6) Filmfare’s list of women-oriented Bollywood films: What the category signals in 2026
Lists like Filmfare’s “women-oriented films” serve a different purpose than single-title reviews: they map how the industry has represented women-led narratives over time. The label itself is revealing—because it implies that male-led stories are still treated as the default. In practice, these lists often include a range of modes: social dramas, sports biopics, coming-of-age stories, and thrillers where women drive the plot rather than orbit it.
For viewers, the value is twofold. First, it’s a watchlist shortcut into films that foreground women’s agency. Second, it invites a more critical question: are these movies “women-oriented” only because of the protagonist’s gender, or because they structurally shift perspective, conflict, and consequence away from male-centric storytelling?

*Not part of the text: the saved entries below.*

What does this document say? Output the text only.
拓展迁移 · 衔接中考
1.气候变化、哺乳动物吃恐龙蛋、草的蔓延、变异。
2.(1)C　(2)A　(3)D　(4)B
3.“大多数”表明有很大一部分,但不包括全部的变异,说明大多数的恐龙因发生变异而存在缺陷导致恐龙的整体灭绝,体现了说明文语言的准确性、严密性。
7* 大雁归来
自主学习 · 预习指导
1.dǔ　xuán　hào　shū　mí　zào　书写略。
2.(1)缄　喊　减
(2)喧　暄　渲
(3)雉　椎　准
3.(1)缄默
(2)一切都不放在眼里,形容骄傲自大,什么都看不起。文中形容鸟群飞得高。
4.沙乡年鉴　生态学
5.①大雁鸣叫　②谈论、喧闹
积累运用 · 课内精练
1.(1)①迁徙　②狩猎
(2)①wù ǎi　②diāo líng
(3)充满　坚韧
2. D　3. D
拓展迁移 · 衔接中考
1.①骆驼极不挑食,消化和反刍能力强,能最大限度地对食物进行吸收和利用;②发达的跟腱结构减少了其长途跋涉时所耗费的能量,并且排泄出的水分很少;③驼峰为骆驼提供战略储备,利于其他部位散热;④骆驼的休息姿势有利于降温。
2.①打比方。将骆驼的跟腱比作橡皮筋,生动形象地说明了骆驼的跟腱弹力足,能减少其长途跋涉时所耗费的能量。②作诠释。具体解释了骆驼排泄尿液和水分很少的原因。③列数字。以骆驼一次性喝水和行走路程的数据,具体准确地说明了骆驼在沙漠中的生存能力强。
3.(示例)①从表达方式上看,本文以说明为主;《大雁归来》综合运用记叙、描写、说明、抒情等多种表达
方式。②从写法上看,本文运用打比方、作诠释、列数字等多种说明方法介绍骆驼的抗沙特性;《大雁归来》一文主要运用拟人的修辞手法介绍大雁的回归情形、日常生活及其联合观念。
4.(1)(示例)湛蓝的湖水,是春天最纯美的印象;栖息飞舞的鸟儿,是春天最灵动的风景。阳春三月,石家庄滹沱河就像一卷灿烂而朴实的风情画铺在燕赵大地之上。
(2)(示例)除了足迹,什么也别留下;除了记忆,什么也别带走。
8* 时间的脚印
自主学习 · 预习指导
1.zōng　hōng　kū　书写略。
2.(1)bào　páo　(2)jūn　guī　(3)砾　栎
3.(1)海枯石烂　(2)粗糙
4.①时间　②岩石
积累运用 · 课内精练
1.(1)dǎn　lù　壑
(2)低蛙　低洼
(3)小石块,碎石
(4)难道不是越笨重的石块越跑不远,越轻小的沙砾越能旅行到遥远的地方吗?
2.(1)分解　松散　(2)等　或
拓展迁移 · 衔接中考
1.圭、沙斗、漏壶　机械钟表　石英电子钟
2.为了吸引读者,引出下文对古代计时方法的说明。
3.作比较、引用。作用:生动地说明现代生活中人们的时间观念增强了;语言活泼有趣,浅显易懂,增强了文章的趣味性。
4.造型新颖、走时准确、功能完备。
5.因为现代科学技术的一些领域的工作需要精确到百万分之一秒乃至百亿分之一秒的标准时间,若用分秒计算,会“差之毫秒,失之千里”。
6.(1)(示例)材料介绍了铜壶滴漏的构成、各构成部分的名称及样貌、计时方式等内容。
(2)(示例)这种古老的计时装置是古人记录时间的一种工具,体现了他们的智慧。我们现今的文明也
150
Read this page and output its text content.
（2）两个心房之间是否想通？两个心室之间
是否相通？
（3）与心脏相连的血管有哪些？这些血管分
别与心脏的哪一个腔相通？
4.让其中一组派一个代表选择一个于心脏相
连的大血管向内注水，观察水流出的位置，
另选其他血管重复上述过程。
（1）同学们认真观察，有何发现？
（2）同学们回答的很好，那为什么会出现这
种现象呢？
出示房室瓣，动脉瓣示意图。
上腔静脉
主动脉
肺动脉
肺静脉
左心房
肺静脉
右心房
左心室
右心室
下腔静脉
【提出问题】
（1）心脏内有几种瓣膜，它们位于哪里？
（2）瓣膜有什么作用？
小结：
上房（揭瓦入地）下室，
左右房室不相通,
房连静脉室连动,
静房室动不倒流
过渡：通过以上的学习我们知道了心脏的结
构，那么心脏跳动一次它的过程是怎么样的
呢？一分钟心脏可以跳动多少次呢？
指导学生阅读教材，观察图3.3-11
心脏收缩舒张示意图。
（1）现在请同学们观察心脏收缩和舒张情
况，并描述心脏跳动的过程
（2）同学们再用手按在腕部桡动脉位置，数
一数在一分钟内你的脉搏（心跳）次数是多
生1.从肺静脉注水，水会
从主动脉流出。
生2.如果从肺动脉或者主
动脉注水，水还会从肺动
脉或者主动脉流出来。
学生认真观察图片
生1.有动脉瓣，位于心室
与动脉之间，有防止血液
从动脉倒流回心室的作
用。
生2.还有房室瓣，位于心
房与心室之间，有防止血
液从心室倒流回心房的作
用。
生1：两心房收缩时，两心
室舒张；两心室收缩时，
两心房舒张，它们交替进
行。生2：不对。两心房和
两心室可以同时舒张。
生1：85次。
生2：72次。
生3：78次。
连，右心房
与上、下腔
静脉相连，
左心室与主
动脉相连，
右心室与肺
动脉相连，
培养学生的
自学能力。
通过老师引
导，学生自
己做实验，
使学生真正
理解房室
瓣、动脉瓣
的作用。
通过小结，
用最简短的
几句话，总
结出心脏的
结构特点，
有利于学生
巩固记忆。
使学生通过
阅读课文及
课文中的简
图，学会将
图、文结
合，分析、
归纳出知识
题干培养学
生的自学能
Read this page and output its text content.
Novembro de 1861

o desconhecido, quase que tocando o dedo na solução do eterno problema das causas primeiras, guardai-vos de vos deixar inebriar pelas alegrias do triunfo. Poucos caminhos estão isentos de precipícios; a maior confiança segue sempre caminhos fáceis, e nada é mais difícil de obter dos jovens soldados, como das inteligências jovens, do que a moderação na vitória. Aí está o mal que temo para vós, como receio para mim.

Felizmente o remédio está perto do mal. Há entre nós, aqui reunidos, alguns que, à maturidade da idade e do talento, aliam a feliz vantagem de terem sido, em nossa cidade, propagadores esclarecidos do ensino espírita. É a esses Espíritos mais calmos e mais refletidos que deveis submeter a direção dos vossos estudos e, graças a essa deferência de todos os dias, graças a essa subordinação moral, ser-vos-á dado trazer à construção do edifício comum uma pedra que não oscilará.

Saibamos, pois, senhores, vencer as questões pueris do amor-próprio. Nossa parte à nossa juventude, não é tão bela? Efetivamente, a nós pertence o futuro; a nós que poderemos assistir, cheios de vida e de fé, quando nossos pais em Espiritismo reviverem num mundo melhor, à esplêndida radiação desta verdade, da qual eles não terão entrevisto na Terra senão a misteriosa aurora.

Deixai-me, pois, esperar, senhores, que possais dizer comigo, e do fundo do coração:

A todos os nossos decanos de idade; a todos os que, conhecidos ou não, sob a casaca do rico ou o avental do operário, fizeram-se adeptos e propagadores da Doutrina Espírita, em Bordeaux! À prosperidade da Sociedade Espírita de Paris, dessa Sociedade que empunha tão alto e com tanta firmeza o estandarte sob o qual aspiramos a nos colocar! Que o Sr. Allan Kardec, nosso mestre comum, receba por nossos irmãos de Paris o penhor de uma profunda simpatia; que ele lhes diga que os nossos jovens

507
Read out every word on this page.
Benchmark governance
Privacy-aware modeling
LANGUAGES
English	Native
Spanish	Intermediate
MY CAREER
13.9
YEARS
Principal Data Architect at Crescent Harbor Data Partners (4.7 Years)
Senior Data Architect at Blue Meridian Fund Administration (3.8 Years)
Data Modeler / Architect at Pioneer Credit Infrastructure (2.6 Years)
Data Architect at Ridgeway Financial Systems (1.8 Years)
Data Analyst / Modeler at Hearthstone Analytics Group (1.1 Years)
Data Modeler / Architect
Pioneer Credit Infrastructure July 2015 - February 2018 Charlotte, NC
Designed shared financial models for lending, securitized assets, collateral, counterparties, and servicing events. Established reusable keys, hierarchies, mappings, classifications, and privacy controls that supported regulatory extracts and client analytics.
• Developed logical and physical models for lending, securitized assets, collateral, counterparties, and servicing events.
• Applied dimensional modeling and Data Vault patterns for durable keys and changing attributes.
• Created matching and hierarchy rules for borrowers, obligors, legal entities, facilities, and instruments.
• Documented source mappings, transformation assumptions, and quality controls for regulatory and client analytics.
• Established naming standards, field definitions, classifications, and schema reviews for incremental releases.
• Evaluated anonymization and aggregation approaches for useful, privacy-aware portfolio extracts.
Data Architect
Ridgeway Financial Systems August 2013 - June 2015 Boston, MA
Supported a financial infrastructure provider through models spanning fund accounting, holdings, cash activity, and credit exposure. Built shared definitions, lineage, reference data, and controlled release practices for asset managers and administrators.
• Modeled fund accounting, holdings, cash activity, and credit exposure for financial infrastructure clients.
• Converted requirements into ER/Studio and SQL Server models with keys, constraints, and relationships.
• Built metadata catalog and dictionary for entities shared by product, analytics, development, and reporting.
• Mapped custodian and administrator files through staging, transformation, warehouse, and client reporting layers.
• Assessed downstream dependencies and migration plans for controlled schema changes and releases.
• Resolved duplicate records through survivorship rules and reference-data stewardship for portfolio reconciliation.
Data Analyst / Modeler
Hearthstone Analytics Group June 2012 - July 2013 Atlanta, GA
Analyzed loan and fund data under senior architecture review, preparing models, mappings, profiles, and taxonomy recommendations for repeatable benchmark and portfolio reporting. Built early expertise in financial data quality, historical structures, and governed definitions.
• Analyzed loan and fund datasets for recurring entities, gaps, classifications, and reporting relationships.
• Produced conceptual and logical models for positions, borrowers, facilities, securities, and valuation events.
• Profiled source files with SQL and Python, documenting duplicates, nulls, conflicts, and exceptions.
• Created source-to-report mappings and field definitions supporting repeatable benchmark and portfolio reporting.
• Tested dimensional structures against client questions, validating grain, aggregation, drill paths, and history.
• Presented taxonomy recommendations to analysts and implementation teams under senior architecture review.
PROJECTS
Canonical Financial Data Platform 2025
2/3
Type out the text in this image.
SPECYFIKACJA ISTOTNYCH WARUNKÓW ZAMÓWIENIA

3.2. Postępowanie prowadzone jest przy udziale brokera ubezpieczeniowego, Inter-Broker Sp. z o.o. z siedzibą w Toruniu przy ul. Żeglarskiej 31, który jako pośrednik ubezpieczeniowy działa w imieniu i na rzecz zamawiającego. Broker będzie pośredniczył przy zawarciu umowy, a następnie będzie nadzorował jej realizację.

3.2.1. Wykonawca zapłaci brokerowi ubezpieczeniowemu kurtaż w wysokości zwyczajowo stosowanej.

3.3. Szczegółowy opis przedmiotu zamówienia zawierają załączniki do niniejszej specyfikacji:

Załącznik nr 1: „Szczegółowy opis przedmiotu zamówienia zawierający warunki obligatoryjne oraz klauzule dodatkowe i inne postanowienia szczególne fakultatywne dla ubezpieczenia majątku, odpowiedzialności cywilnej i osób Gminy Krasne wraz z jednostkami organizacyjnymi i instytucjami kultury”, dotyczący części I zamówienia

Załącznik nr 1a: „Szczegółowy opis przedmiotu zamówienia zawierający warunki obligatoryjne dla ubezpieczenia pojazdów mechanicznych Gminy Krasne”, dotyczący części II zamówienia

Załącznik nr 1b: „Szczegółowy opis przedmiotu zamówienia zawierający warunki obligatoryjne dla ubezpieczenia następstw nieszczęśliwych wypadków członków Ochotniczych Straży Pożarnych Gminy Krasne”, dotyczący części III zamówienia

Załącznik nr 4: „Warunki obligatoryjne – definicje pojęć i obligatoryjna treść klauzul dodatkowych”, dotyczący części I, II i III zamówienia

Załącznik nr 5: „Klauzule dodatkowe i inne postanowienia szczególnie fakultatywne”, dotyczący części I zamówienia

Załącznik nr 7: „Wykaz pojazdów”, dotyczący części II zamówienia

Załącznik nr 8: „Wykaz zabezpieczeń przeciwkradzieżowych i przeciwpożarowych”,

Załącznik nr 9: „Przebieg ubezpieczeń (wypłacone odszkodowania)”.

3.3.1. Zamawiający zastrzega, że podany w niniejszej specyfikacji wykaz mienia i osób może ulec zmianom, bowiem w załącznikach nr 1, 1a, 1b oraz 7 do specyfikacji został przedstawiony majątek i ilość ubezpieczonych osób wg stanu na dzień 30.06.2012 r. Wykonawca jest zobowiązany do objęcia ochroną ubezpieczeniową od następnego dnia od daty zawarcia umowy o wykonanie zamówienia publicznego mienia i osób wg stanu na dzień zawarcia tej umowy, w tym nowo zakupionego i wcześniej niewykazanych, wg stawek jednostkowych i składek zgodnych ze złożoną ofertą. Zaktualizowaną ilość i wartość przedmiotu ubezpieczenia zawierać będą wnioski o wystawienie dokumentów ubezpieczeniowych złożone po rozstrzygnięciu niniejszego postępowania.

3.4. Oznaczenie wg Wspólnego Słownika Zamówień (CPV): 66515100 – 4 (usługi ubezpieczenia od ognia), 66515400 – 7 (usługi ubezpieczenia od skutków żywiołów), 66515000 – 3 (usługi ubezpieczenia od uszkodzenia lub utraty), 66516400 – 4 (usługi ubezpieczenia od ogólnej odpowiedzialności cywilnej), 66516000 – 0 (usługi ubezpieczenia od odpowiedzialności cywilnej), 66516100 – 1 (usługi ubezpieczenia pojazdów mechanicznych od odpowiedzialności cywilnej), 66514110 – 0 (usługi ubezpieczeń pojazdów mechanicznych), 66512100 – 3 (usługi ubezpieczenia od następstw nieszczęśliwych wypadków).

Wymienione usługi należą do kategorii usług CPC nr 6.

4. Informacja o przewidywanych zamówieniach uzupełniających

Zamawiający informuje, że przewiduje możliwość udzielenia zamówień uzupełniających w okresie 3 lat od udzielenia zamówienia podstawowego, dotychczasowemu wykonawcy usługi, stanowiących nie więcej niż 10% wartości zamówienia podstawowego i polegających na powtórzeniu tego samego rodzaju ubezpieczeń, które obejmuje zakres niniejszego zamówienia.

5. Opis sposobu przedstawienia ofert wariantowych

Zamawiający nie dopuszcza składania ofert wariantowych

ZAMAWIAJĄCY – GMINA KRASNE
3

What connects these titles
- Tonal control matters: My Lord is described as strongest before it drifts into melodrama—highlighting how quickly a film’s voice can blur when it chases familiar emotional formulas.
- Performance as glue: Both Laalo and The Girlfriend are positioned as being substantially strengthened by central performances that keep the drama believable.
- Execution decides ambition: Vrusshabha shows that scale can’t compensate for thin writing.
- Entertainment still wins: Anaganaga Oka Raju underscores how reliable humor and chemistry can carry a film even without radical novelty.
Overall, the set reflects an industry balancing “mass” pleasures with more personal, issue-driven storytelling—and the reviews suggest the winners are the ones that maintain a consistent voice while matching big themes with sturdy craft.